The Iran version was designed along similar lines  find a figure with domestic recognition, use military force to clear the path, and then let that figure step in as a stabilizing transitional leader. On paper, the logic was the same. In practice, the Iran operation proved far more chaotic.

Iran is not Venezuela. The Islamic Revolutionary Guard Corps is one of the most deeply entrenched military-political institutions in the world. The clerical establishment has decades of ideological infrastructure. And Ahmadinejad, despite his populist appeal, had no organized political base, no reliable military backing, and no clerical legitimacy.

Analysts noted that even in a post-war, post-Khamenei Iran, placing Ahmadinejad in power would have required extraordinary coordination  the kind that collapsed the moment he was injured and went silent.

Impact: What This Revelation Means

The disclosure carries enormous implications, both for ongoing Iran policy and for how the world understands the February 2026 war.

It confirms the war was about regime change. The Trump administration maintained publicly that Operation Epic Fury was a targeted military campaign. The NYT report makes clear it was also a political operation, designed to fundamentally restructure who governs Iran.

It reveals the limits of U.S.-Israeli intelligence coordination. A plan that depended on a single individual  one who was injured on day one and subsequently disappeared was always fragile. The fact that it collapsed so quickly raises serious questions about the planning process.

It complicates the current Iran situation. With Khamenei dead, Iran’s leadership in flux, and Ahmadinejad missing, there is no clear U.S.-preferred successor in place. The power vacuum in Tehran remains unresolved.

It may fuel anti-American sentiment. Across the Middle East, the revelation that the U.S. and Israel attempted to hand-pick Iran’s next leader  even if the plan failed  is likely to be seen as a brazen act of imperial overreach.

Conclusion: A Gamble That Did Not Pay Off

History is full of covert regime change plans. Most of them are never made public while they are still unfolding. The U.S.-Israel plan to install Ahmadinejad stands out not just because it failed, but because of how contradictory it was from the beginning  a plan to use one of the West’s most recognized adversaries to build a new, supposedly more stable Iran.

The war changed the map of power in Tehran. Khamenei is gone. Iran’s top military and political leadership has been decimated. But the country Washington and Tel Aviv hoped to see emerge from that chaos  one with a cooperative, manageable figure at the top  has not materialized.

Ahmadinejad, the man at the center of this extraordinary secret, is somewhere unknown. And the question of who leads Iran next remains, for now, unanswered.

FAQs

What is the Strait of Hormuz ceasefire proposal? 

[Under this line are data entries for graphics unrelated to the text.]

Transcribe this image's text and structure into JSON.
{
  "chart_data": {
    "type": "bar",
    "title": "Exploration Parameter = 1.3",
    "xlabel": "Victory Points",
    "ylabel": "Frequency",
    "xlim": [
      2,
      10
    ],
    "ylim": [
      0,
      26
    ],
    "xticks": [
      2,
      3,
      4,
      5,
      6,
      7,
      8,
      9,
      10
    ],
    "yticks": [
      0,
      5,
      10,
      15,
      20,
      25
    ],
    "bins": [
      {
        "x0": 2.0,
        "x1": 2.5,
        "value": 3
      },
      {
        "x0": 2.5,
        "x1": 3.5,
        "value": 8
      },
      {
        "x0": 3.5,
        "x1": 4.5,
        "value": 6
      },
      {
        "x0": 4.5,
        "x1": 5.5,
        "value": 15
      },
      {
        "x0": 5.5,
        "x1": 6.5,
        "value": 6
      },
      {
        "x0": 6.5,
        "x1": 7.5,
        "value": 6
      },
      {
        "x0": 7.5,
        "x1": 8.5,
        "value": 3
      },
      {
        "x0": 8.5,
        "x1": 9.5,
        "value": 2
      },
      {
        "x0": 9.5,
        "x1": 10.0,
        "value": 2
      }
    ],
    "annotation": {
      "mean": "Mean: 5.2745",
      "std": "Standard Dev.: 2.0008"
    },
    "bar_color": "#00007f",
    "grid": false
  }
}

During and after the February 2026 U.S.-Israel strikes on Iran, international mediators including Oman and Qatar  proposed a Strait of Hormuz ceasefire arrangement to prevent Iran from blocking the critical waterway through which roughly 20% of global oil supply passes. The proposal called for Iran to guarantee freedom of navigation in exchange for a halt to further strikes. Negotiations have been ongoing but no formal agreement has been finalized.

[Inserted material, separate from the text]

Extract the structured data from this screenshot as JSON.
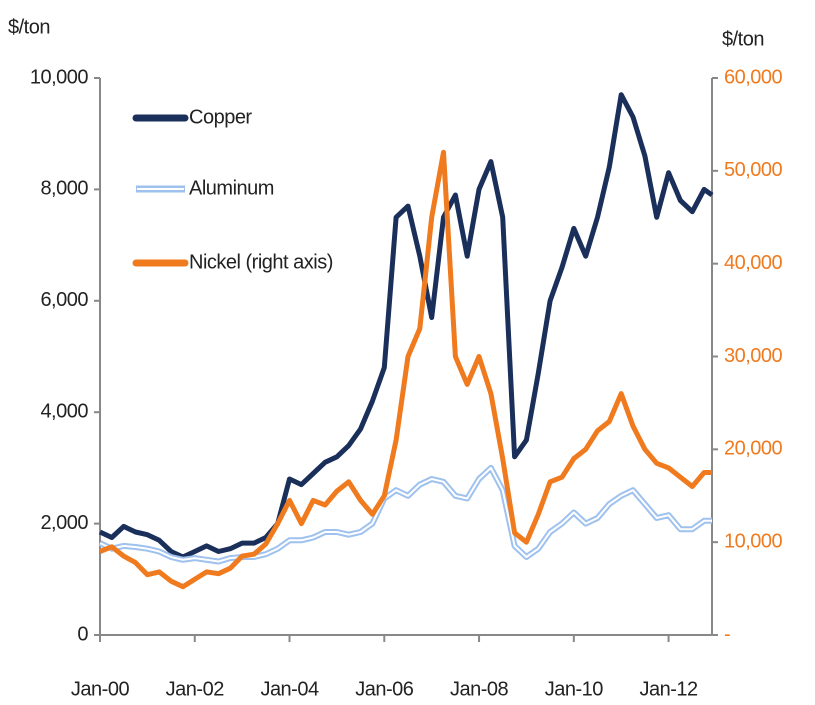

Why is the U.S. against Iran?

 U.S.-Iran tensions stretch back to the 1979 Islamic Revolution, when Iranian students seized the U.S. Embassy in Tehran and held 52 Americans hostage for 444 days. Since then, the U.S. has opposed Iran over its nuclear weapons program, its support for militant groups like Hezbollah and Hamas, its hostility toward Israel, and its alignment with U.S. adversaries including Russia and China. The designation of Iran as a State Sponsor of Terrorism has been a cornerstone of U.S. policy for decades.

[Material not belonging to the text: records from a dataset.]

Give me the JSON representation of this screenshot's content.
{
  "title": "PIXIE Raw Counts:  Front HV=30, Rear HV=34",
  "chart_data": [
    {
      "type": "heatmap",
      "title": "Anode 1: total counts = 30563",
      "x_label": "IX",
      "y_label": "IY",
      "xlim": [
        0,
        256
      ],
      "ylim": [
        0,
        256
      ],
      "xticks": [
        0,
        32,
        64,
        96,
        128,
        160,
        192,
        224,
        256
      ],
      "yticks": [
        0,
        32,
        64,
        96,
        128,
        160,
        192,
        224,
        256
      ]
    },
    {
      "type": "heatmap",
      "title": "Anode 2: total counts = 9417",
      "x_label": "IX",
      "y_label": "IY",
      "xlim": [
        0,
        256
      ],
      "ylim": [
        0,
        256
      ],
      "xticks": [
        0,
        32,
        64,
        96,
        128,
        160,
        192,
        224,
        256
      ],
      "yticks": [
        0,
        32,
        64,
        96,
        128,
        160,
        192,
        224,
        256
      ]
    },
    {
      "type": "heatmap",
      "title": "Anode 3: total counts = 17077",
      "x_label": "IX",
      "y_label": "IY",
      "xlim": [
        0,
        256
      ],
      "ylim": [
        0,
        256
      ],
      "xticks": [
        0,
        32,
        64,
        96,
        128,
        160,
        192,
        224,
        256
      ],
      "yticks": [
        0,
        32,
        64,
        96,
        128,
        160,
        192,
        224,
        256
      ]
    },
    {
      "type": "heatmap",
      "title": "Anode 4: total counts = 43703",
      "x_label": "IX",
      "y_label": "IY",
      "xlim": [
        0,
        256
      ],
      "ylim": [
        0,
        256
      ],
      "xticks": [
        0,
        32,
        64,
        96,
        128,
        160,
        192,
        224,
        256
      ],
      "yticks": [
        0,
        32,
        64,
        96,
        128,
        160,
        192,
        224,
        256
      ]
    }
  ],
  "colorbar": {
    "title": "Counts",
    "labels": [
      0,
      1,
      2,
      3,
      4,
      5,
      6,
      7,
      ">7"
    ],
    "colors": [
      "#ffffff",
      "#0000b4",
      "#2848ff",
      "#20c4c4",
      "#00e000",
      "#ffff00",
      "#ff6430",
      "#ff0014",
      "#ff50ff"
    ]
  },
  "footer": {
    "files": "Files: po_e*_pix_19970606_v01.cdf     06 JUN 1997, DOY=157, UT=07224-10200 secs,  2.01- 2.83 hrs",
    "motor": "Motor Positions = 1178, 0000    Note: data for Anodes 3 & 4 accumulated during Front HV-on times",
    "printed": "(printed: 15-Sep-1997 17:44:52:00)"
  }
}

What is the outcome of Iran-U.S. talks?

 As of May 2026, Iran and the United States are engaged in indirect nuclear negotiations mediated through Oman. The talks aim to reach a framework that limits Iran’s nuclear enrichment in exchange for partial sanctions relief. However, the talks are complicated by the ongoing military situation inside Iran, the unresolved leadership crisis following Khamenei’s death, and deep mistrust on both sides. No deal has been announced, and analysts remain cautious about near-term progress.